In a decisive move, Louisiana Republicans delivered their verdict on Senator Bill Cassidy’s political future, more than two years after he voted to convict former President Donald Trump in February 2021. The decision came on Saturday when Cassidy failed to secure a spot in the top two during the Republican primary, effectively ending his Senate tenure.
Having served as a U.S. Senator for Louisiana since 2015, Cassidy will not proceed to the June 27 runoff. Instead, the contest now shifts to Trump-endorsed Representative Julia Letlow and State Treasurer John Fleming. These two candidates will vie against each other to represent the Louisiana Republican Party in the general election this November. Given the state’s political leanings, the June 27 runoff is expected to be the decisive battle.
INDICATORS WERE CLEAR: Bill Cassidy Faced a Tough Path to the Runoff This Saturday
Cassidy’s decision to vote for Trump’s conviction after the January 6, 2021 Capitol riot marked him as a controversial figure within his party. The Louisiana Republican Party formally censured him, and Trump made it clear that Cassidy was on his radar. Over the subsequent years, his vote influenced every poll, opponent, and endorsement he encountered.
The Impeachment Vote That Defined a Career’s End
The dynamics shifted when Trump officially backed Letlow on January 18, 2026, and she entered the race shortly thereafter. This move sent a strong signal, given Louisiana’s staunch support for Trump. Reports indicate that Cassidy was the sole Republican senator targeted by Trump’s team for electoral defeat this cycle, and the outcome of Saturday’s primary suggests that their strategy was successful.
Trump endorsed Letlow on January 18, 2026. She entered the race two days later. The message was unambiguous: Louisiana is one of the most Trump-aligned states in the country, and the president wanted Cassidy gone. According to reports, Cassidy was the only Republican senator Trump’s team actively targeted for defeat in this cycle. Saturday’s result suggests the effort worked.
What the Runoff Actually Decides
With Cassidy out, the race narrows to a question that cuts to the center of Republican politics heading into the midterms: does Trump’s endorsement close the deal, or does a candidate who earned his position without it have a viable path?
Letlow represents Louisiana’s 5th Congressional District in the northeastern part of the state.
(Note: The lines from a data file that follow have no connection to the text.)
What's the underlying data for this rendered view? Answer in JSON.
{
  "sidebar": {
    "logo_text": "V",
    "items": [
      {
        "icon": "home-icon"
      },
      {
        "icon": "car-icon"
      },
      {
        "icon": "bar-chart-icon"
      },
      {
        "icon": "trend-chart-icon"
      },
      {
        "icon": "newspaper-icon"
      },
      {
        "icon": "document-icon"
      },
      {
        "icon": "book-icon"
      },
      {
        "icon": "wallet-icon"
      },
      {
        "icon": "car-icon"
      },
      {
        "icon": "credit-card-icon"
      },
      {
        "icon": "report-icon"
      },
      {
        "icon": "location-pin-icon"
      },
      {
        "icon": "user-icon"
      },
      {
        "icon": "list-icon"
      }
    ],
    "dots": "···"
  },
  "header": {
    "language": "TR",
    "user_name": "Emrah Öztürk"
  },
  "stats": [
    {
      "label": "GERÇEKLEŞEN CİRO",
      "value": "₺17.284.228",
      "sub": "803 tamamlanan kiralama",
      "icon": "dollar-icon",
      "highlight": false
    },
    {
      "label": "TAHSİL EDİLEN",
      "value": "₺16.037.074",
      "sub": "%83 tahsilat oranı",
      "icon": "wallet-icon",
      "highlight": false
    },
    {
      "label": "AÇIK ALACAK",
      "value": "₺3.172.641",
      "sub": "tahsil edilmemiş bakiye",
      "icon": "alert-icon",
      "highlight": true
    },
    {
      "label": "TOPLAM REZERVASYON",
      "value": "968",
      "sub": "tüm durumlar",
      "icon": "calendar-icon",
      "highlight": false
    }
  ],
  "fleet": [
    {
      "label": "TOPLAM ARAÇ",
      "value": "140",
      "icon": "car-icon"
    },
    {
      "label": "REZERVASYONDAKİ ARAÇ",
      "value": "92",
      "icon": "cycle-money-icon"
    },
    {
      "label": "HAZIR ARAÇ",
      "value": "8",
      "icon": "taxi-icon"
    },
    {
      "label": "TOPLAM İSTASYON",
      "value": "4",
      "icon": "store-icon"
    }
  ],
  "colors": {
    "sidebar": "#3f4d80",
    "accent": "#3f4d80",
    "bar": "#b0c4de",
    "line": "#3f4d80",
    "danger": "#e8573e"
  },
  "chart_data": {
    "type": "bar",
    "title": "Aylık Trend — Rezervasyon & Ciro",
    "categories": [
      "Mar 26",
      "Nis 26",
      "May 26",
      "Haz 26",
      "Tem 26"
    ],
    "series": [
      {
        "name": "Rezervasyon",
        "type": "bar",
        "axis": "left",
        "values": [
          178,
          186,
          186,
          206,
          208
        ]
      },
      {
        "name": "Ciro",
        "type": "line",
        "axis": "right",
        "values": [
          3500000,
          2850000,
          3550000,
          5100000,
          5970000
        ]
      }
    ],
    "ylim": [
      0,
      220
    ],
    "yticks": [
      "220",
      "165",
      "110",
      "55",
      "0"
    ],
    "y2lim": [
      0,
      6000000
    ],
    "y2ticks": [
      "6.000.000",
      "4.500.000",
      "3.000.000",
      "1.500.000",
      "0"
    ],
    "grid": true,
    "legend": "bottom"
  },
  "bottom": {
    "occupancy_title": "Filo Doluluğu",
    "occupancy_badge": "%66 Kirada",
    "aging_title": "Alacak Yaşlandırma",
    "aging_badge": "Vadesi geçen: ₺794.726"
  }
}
She entered the race with the full weight of the Trump-Landry coalition behind her, and she runs into the runoff carrying that endorsement. Fleming, Louisiana’s current State Treasurer and a former congressman who represented the 4th District from 2009 to 2017, built his campaign from the ground up. He was in this race before Letlow was. He was a founding member of the House Freedom Caucus, served in Trump’s first administration, and consolidated rural Louisiana without the president’s formal backing.
The runoff is a live test of those two different varieties of Trump-aligned conservatism — the candidate the president chose, and the candidate who was already there.